Penicillium phytopathogenic species provoke severe postharvest disease and economic
losses. Penicillium expansum is the main pome fruit phytopathogen while Penicillium
digitatum and Penicillium italicum cause citrus green and blue mold, respectively.
Control strategies rely on the use of synthetic fungicides, but the appearance of
resistant strains and safety concerns have led to the search for new antifungals.
Here, the potential application of different antifungal proteins (AFPs) including
the three Penicillium chrysogenum proteins (PAF, PAFB and PAFC), as well as the Neosartorya
fischeri NFAP2 protein to control Penicillium decay, has been evaluated.
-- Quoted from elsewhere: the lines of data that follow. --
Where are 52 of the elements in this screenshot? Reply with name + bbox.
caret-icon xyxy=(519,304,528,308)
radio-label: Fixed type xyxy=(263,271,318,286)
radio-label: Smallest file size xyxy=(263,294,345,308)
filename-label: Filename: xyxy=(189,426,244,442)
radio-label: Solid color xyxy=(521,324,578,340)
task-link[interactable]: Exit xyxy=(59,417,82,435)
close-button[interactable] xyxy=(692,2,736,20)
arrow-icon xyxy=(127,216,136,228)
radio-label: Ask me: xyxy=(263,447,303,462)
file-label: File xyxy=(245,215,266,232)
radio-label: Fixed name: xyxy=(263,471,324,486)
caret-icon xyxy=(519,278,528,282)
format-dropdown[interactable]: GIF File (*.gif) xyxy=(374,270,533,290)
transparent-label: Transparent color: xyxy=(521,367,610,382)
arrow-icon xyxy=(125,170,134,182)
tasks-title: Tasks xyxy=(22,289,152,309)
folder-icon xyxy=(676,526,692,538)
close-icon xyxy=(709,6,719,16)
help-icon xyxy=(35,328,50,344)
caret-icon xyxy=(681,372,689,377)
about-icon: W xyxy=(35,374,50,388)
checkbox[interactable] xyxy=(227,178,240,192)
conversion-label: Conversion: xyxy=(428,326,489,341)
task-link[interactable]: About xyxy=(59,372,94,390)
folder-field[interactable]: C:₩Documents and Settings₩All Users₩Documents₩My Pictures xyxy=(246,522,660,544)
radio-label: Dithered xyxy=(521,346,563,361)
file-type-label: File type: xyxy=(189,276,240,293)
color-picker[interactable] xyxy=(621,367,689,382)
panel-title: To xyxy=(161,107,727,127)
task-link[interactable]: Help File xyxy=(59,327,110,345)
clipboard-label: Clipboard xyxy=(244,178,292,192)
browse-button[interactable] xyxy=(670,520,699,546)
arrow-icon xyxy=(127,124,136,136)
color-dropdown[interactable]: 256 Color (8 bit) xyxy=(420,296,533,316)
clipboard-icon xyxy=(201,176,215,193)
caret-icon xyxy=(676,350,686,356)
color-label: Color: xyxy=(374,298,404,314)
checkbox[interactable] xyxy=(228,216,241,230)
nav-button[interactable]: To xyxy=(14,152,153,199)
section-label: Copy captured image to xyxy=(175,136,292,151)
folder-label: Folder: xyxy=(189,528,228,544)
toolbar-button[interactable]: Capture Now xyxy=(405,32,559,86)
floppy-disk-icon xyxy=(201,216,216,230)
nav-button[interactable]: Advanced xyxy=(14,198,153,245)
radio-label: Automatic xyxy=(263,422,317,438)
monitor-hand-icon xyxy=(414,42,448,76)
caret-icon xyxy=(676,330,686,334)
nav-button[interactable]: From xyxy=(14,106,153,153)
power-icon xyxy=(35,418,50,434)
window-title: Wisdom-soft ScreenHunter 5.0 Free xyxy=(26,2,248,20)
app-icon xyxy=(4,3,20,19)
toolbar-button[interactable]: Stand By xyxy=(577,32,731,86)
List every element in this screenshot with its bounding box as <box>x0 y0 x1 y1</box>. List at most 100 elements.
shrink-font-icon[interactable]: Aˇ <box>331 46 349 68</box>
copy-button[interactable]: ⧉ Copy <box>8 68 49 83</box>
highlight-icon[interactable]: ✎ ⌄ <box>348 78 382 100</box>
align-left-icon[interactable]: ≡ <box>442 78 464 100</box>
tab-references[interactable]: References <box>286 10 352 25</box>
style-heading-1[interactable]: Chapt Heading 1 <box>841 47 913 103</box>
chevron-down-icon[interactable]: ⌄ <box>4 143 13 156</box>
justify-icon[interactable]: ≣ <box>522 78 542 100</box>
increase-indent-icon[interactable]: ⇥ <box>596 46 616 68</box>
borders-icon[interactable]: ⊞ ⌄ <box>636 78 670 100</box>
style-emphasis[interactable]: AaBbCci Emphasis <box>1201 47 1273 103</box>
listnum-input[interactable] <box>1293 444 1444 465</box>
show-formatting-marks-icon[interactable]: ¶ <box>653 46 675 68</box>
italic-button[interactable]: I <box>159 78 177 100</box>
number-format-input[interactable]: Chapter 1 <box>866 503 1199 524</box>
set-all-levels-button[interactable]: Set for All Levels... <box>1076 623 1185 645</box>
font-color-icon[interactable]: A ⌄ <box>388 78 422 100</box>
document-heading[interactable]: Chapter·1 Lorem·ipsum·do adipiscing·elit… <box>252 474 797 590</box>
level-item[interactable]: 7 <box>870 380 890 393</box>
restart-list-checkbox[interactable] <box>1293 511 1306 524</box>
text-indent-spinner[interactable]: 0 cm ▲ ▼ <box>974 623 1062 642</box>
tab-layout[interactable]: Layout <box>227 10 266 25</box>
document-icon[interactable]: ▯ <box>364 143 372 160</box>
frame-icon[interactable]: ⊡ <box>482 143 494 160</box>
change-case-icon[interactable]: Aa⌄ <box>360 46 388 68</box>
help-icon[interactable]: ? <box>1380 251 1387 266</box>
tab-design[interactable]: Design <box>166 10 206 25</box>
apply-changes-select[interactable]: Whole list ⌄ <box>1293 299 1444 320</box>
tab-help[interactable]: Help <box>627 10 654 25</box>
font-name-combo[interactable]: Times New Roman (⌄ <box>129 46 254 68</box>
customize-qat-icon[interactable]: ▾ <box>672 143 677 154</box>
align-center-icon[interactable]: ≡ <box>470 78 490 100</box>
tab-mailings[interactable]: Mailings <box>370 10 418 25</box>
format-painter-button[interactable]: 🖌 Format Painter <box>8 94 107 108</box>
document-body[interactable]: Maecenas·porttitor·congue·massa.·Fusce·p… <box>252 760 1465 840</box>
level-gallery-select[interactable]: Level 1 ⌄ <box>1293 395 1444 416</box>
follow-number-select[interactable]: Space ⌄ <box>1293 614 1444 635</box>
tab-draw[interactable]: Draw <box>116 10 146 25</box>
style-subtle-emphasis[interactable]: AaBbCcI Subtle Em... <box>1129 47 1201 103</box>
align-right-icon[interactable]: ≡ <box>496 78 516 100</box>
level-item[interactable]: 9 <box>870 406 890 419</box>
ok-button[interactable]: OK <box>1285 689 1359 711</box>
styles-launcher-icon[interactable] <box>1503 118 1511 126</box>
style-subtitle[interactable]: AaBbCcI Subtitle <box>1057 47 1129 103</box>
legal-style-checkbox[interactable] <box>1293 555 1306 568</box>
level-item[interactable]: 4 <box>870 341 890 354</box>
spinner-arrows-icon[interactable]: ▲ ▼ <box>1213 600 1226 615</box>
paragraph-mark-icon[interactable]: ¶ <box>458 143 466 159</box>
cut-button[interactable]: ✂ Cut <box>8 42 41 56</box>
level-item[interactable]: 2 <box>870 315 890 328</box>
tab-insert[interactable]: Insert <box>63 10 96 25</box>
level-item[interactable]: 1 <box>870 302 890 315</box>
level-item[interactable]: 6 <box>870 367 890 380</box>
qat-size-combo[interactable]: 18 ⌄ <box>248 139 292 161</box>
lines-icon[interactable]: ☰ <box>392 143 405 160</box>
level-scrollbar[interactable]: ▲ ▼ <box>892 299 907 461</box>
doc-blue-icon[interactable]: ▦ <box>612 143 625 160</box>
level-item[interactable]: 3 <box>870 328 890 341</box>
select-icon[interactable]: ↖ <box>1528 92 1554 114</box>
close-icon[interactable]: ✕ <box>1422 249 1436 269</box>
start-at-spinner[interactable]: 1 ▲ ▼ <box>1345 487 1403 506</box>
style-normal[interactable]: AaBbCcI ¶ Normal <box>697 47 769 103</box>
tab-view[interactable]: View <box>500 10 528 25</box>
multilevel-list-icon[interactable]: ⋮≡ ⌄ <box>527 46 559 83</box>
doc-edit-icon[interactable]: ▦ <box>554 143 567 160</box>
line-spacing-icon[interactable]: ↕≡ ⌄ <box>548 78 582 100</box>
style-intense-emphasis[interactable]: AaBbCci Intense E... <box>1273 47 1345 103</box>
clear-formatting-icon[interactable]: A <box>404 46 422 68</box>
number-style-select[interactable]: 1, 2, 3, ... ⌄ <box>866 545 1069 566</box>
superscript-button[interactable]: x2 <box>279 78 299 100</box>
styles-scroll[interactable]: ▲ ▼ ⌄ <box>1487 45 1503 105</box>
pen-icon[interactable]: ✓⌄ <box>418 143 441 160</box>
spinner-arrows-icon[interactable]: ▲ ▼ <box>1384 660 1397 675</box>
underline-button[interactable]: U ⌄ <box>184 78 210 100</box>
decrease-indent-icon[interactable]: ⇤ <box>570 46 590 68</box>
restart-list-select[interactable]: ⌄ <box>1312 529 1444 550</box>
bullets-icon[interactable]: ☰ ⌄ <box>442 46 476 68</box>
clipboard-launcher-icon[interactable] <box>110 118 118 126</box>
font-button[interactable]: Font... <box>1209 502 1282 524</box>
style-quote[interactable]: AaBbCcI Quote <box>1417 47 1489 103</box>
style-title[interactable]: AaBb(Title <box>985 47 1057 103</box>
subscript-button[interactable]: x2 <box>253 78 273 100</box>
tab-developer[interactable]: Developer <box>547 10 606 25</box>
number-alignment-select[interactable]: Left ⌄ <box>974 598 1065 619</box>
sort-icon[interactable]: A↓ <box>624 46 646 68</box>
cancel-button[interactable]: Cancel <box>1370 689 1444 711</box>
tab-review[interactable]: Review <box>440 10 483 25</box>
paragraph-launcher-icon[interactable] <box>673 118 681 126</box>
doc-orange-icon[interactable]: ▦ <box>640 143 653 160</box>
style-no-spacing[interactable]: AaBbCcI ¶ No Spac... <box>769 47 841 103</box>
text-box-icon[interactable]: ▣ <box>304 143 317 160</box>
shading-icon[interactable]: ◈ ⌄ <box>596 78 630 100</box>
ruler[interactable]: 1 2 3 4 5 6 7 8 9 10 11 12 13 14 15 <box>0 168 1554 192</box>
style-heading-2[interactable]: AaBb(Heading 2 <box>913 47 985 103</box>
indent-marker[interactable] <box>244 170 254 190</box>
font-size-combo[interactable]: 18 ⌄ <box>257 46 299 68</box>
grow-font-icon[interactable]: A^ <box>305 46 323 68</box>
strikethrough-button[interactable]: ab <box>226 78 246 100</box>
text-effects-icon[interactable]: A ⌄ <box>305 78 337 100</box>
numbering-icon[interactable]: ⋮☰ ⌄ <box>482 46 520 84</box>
PAFB was
the most potent AFP against P. digitatum, P. italicum and P. expansum, PAFC and NFAP2
showed moderate antifungal activity, whereas PAF was the least active protein. In
fruit protection assays, PAFB provoked a reduction of the incidence of infections
caused by P. digitatum and P. italicum in oranges and by P. expansum in apples. A
combination of AFPs did not result in an increase in the efficacy of disease control.
In conclusion, this study expands the antifungal inhibition spectrum of the AFPs evaluated,
and demonstrates that AFPs act in a species-specific manner. PAFB is a promising alternative
compound to control Penicillium postharvest fruit decay.